Em sua trajetória, Sodré ganhou diversos prêmios, como o 2º lugar no Prêmio Funarte (2003) e o troféu Caboclo da Associação Cultural de Preservação do Patrimônio Bantu (2005), além de homenagens como a medalha Zumbi dos Palmares, da Câmara Municipal de Salvador.

O historiador também fez parte do Conselho do Olodum, entre 1990 e 2000. Já em 2012, participou da Festa Literária Internacional de Cachoeira (Flica), na mesa “A diáspora e seu avesso”, mediada por Jorge Portugal, que também faleceu nesta segunda-feira, 3.

O presidente da Fundação Gregório de Mattos (FGM), Fernando Guerreiro, lamentou a perda. “Professor Jaime sempre deu aulas de vida. Com um conhecimento ancestral, levava tudo com uma leveza e generosidade que encantava. Não tenho mais palavras, só emoção de perder um grande amigo e conselheiro, gênio da raça”.

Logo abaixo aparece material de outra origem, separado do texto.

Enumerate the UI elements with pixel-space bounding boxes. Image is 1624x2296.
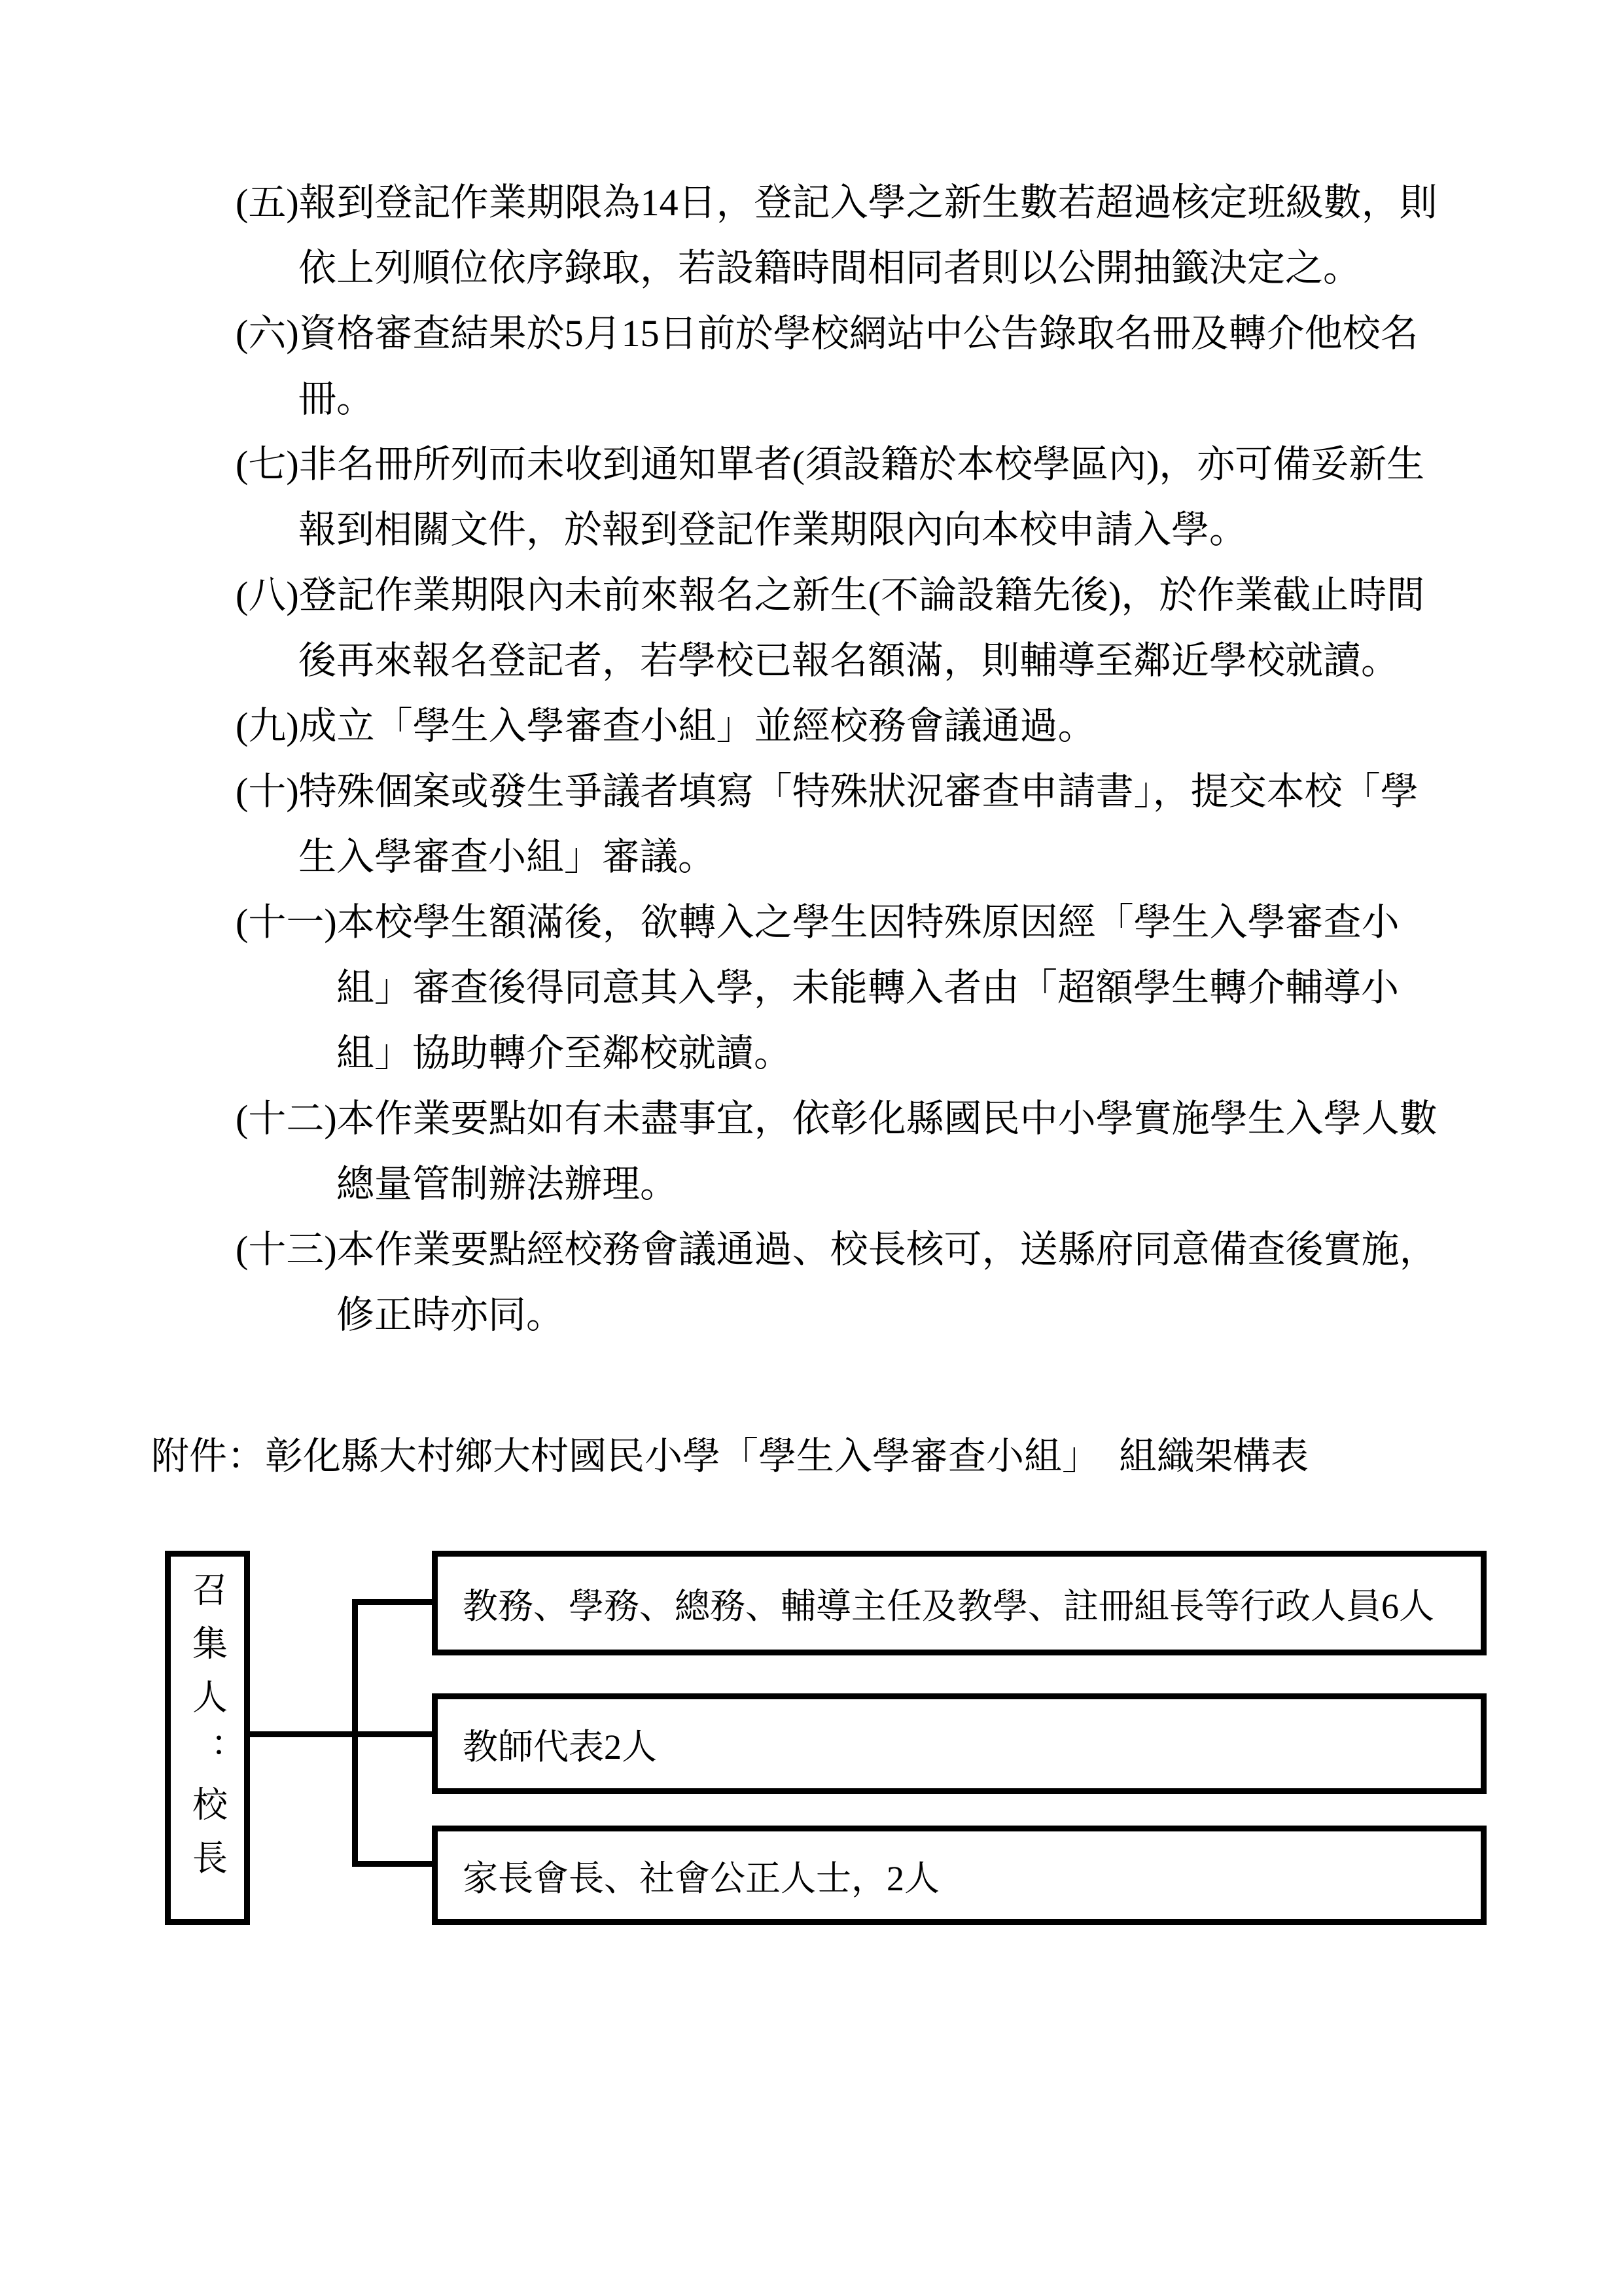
org-chart-convener-box: 召集人：校長: [165, 1551, 250, 1925]
body-line-13-cont: 修正時亦同。: [336, 1282, 1438, 1348]
body-line-6-cont: 冊。: [298, 366, 1438, 432]
body-line-8-cont: 後再來報名登記者，若學校已報名額滿，則輔導至鄰近學校就讀。: [298, 628, 1438, 694]
connector-line-top: [352, 1599, 432, 1605]
org-chart-box-parent-reps: 家長會長、社會公正人士，2人: [432, 1826, 1487, 1925]
connector-line-bottom: [352, 1861, 432, 1867]
body-text: (五)報到登記作業期限為14日，登記入學之新生數若超過核定班級數，則 依上列順位…: [236, 170, 1438, 1348]
connector-line-trunk: [352, 1599, 358, 1867]
connector-line-main: [250, 1731, 432, 1737]
admin-staff-label: 教務、學務、總務、輔導主任及教學、註冊組長等行政人員6人: [463, 1578, 1434, 1629]
body-line-10: (十)特殊個案或發生爭議者填寫「特殊狀況審查申請書」，提交本校「學: [236, 759, 1438, 824]
body-line-10-cont: 生入學審查小組」審議。: [298, 824, 1438, 890]
body-line-12-cont: 總量管制辦法辦理。: [336, 1152, 1438, 1217]
body-line-11: (十一)本校學生額滿後，欲轉入之學生因特殊原因經「學生入學審查小: [236, 890, 1438, 955]
body-line-13: (十三)本作業要點經校務會議通過、校長核可，送縣府同意備查後實施，: [236, 1217, 1438, 1282]
attachment-title: 附件：彰化縣大村鄉大村國民小學「學生入學審查小組」 組織架構表: [151, 1424, 1309, 1489]
org-chart-box-admin-staff: 教務、學務、總務、輔導主任及教學、註冊組長等行政人員6人: [432, 1551, 1487, 1655]
body-line-12: (十二)本作業要點如有未盡事宜，依彰化縣國民中小學實施學生入學人數: [236, 1086, 1438, 1152]
body-line-7: (七)非名冊所列而未收到通知單者(須設籍於本校學區內)，亦可備妥新生: [236, 432, 1438, 497]
body-line-11-cont2: 組」協助轉介至鄰校就讀。: [336, 1021, 1438, 1086]
teacher-reps-label: 教師代表2人: [463, 1719, 657, 1769]
parent-reps-label: 家長會長、社會公正人士，2人: [463, 1850, 940, 1901]
convener-label: 召集人：校長: [183, 1557, 233, 1919]
document-page: (五)報到登記作業期限為14日，登記入學之新生數若超過核定班級數，則 依上列順位…: [0, 0, 1624, 2296]
body-line-6: (六)資格審查結果於5月15日前於學校網站中公告錄取名冊及轉介他校名: [236, 301, 1438, 366]
body-line-9: (九)成立「學生入學審查小組」並經校務會議通過。: [236, 694, 1438, 759]
body-line-8: (八)登記作業期限內未前來報名之新生(不論設籍先後)，於作業截止時間: [236, 563, 1438, 628]
body-line-11-cont1: 組」審查後得同意其入學，未能轉入者由「超額學生轉介輔導小: [336, 955, 1438, 1021]
body-line-7-cont: 報到相關文件，於報到登記作業期限內向本校申請入學。: [298, 497, 1438, 563]
body-line-5: (五)報到登記作業期限為14日，登記入學之新生數若超過核定班級數，則: [236, 170, 1438, 236]
org-chart-box-teacher-reps: 教師代表2人: [432, 1693, 1487, 1794]
body-line-5-cont: 依上列順位依序錄取，若設籍時間相同者則以公開抽籤決定之。: [298, 236, 1438, 301]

Quem também lamentou o falecimento foi a deputada Olívia Santana. “Acabo de receber a noticia da morte do professor e historiador, Jaime Sodré, meu amigo e ex-vizinho. Mais uma terrível perda para a luta contra a intolerância, contra o racismo e para uma sociedade de igualdade. Salvador e a Bahia choram a perda desse valoroso e querido filho. Momento de muita dor. Meus sentimentos profundos . Minha solidariedade aos familiares e amigos. Que ano difícil!”, publicou ela nas redes sociais.